If you’re experiencing anxiety, having a nature box with treasures of the natural world stashed in it can be an excellent tool for managing it. If you’ve ever had Cognitive Behavioural Therapy or CBT, you may be familiar with the ‘touch, hear, smell, look and feel’ or 5,4,3,2,1 technique whereby you exercise your five senses by focusing on an object. This mindfulness trick can help you to feel grounded again, by retuning you into your surroundings. Having a nature box in your home can be wonderful for this. Choose a tactile natural item from your box to focus all your senses on.

My nature box – currently has an owl pellet, feathers, lichen and squirrel chewed nuts in it

By now I’m hoping I have persuaded you to create your own nature box during lockdown 2.0. If I have succeeded, you’re probably now wondering what sort of items to collect!
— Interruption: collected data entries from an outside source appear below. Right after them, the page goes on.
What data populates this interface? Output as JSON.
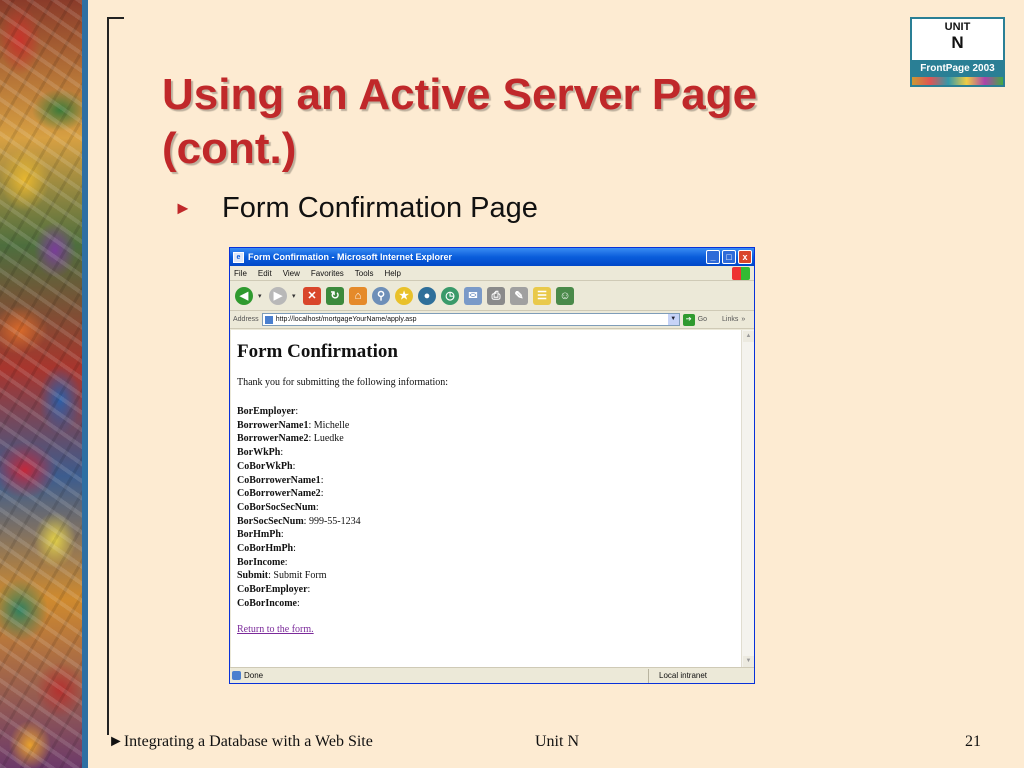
{
  "slide": {
    "title_line1": "Using an Active Server Page",
    "title_line2": "(cont.)",
    "bullet_marker": "►",
    "bullet_text": "Form Confirmation Page",
    "logo": {
      "unit_label": "UNIT",
      "unit_letter": "N",
      "product": "FrontPage 2003"
    },
    "footer": {
      "left_marker": "►",
      "left": "Integrating a Database with a Web Site",
      "center": "Unit N",
      "page_number": "21"
    },
    "colors": {
      "title": "#C0282A",
      "background": "#FDEBD2",
      "accent_bar": "#2E6FA3"
    }
  },
  "browser": {
    "window_title": "Form Confirmation - Microsoft Internet Explorer",
    "window_buttons": {
      "minimize": "_",
      "maximize": "□",
      "close": "x"
    },
    "menu": [
      "File",
      "Edit",
      "View",
      "Favorites",
      "Tools",
      "Help"
    ],
    "toolbar_icons": [
      "back-icon",
      "forward-icon",
      "stop-icon",
      "refresh-icon",
      "home-icon",
      "search-icon",
      "favorites-icon",
      "media-icon",
      "history-icon",
      "mail-icon",
      "print-icon",
      "edit-icon",
      "discuss-icon",
      "messenger-icon"
    ],
    "address_label": "Address",
    "address_url": "http://localhost/mortgageYourName/apply.asp",
    "go_label": "Go",
    "links_label": "Links",
    "page": {
      "heading": "Form Confirmation",
      "intro": "Thank you for submitting the following information:",
      "fields": [
        {
          "name": "BorEmployer",
          "value": ""
        },
        {
          "name": "BorrowerName1",
          "value": "Michelle"
        },
        {
          "name": "BorrowerName2",
          "value": "Luedke"
        },
        {
          "name": "BorWkPh",
          "value": ""
        },
        {
          "name": "CoBorWkPh",
          "value": ""
        },
        {
          "name": "CoBorrowerName1",
          "value": ""
        },
        {
          "name": "CoBorrowerName2",
          "value": ""
        },
        {
          "name": "CoBorSocSecNum",
          "value": ""
        },
        {
          "name": "BorSocSecNum",
          "value": "999-55-1234"
        },
        {
          "name": "BorHmPh",
          "value": ""
        },
        {
          "name": "CoBorHmPh",
          "value": ""
        },
        {
          "name": "BorIncome",
          "value": ""
        },
        {
          "name": "Submit",
          "value": "Submit Form"
        },
        {
          "name": "CoBorEmployer",
          "value": ""
        },
        {
          "name": "CoBorIncome",
          "value": ""
        }
      ],
      "return_link": "Return to the form."
    },
    "status": {
      "left": "Done",
      "zone": "Local intranet"
    }
  }
}
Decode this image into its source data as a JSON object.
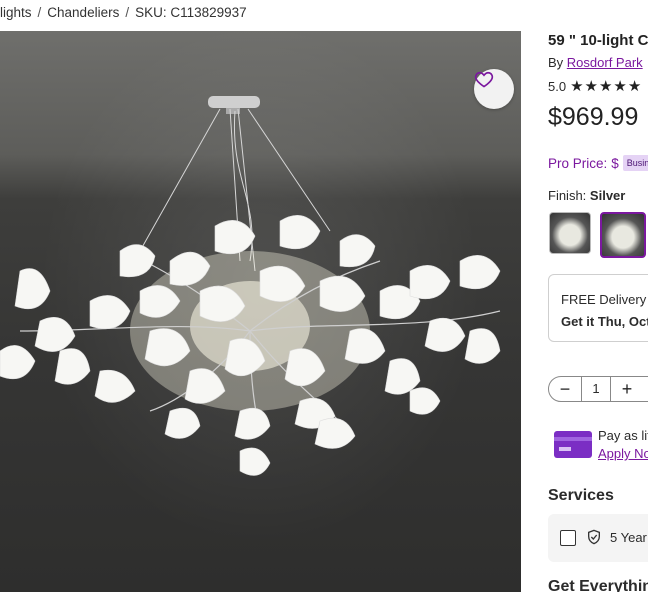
{
  "breadcrumb": {
    "items": [
      "lights",
      "Chandeliers",
      "SKU: C113829937"
    ],
    "separator": "/"
  },
  "product": {
    "title": "59 \" 10-light C",
    "by_prefix": "By",
    "brand": "Rosdorf Park",
    "rating_value": "5.0",
    "stars": "★★★★★",
    "rating_stars": 5,
    "price": "$969.99",
    "pro_price_label": "Pro Price:",
    "pro_price_value": "$",
    "pro_badge": "Busin",
    "finish_label": "Finish:",
    "finish_value": "Silver"
  },
  "delivery": {
    "line1": "FREE Delivery",
    "line2": "Get it Thu, Oct"
  },
  "quantity": {
    "minus": "−",
    "value": "1",
    "plus": "+"
  },
  "pay_later": {
    "line1": "Pay as lit",
    "link": "Apply No"
  },
  "services": {
    "heading": "Services",
    "protection_label": "5 Year"
  },
  "get_everything": {
    "heading": "Get Everythin"
  },
  "colors": {
    "accent": "#7b189f",
    "badge_bg": "#e5d3f5"
  },
  "icons": {
    "favorite": "heart-icon",
    "card": "credit-card-icon",
    "shield": "shield-check-icon"
  }
}
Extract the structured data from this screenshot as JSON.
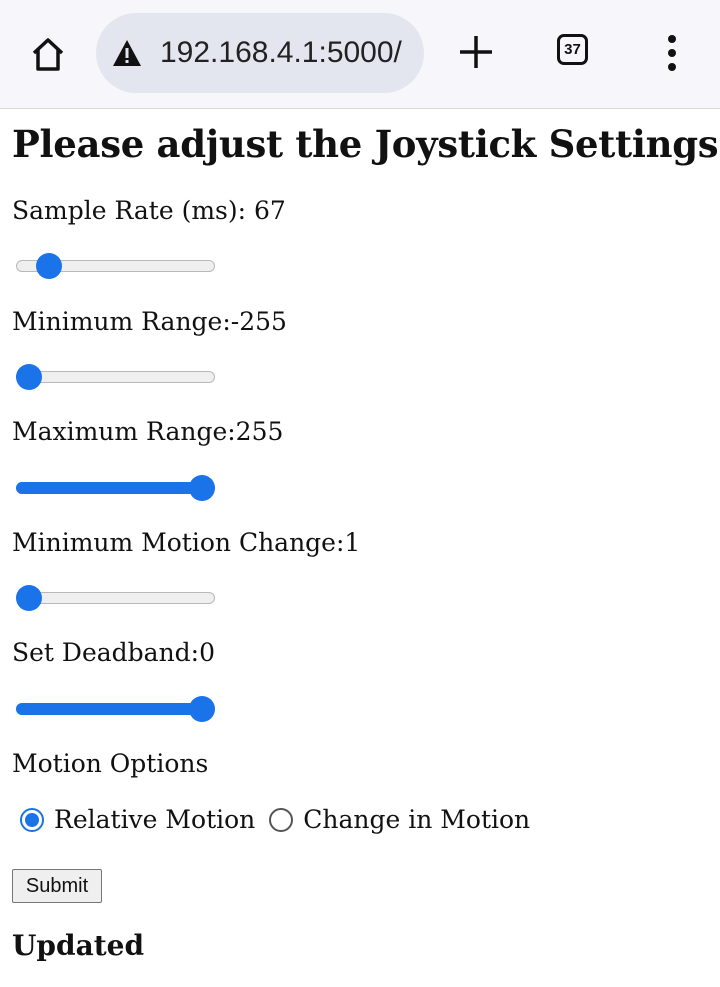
{
  "browser": {
    "url": "192.168.4.1:5000/",
    "tab_count": "37",
    "icons": [
      "home-icon",
      "warning-icon",
      "plus-icon",
      "tabs-icon",
      "menu-icon"
    ]
  },
  "page": {
    "title": "Please adjust the Joystick Settings",
    "sample_rate_label": "Sample Rate (ms): 67",
    "min_range_label": "Minimum Range:-255",
    "max_range_label": "Maximum Range:255",
    "min_motion_label": "Minimum Motion Change:1",
    "deadband_label": "Set Deadband:0",
    "motion_options_label": "Motion Options",
    "relative_motion_label": "Relative Motion",
    "change_in_motion_label": "Change in Motion",
    "submit_label": "Submit",
    "status": "Updated"
  },
  "sliders": {
    "sample_rate": 0.16,
    "min_range": 0.06,
    "max_range": 0.94,
    "min_motion": 0.06,
    "deadband": 0.94
  },
  "motion_option_selected": "Relative Motion",
  "colors": {
    "accent": "#1a73e8"
  }
}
In which case, here is a list of treasures to look out for:

  1. Feathers
  2. Acorns and hazel nuts that have been opened by squirrels or mice (look for small holes in the nuts with surrounding scrape teeth marks)
  3. Pine cones
  4. Conkers
  5. Dried leaves
  6. Owl Pellets – a great find! Look for them under trees on the edges of woodland.
  7. Bones
  8. Twigs
  9. Fur – deer often go through brambled undergrowth and fur gets caught
  10. Shed snake skin (if you’re really lucky!)
  11. Hatched bird eggs that have been discarded by the parent birds
  12. Dead insects – I’m a big fan of collecting dead bees (sad, I know)
  13. Lichen and moss
This hazelnut has been eaten by a squirrel – see the teeth scrapes around the small hole

A lot of parents are hesitant to let their kids touch these items, as they perceive the natural world as ‘dirty’. Well… Yes it is! But as long as you don’t lick these items and you wash your hands after handling, you will be fine. It’s so important that we teach the next generation to get involved with the natural world and to help protect it – not to be scared of it!

There are many things you can use to make the box itself. Personally, I popped into a craft shop and bought a glass-topped wooden box that is actually designed for storing beads! Does the job marvellously. You could also use an old shoe box, a plastic storage box, or if you’re feeling extra crafty, grab some wood and a drill and design your own!

I hope this article has been helpful and that your nature box (should you choose to make one) brings you joy.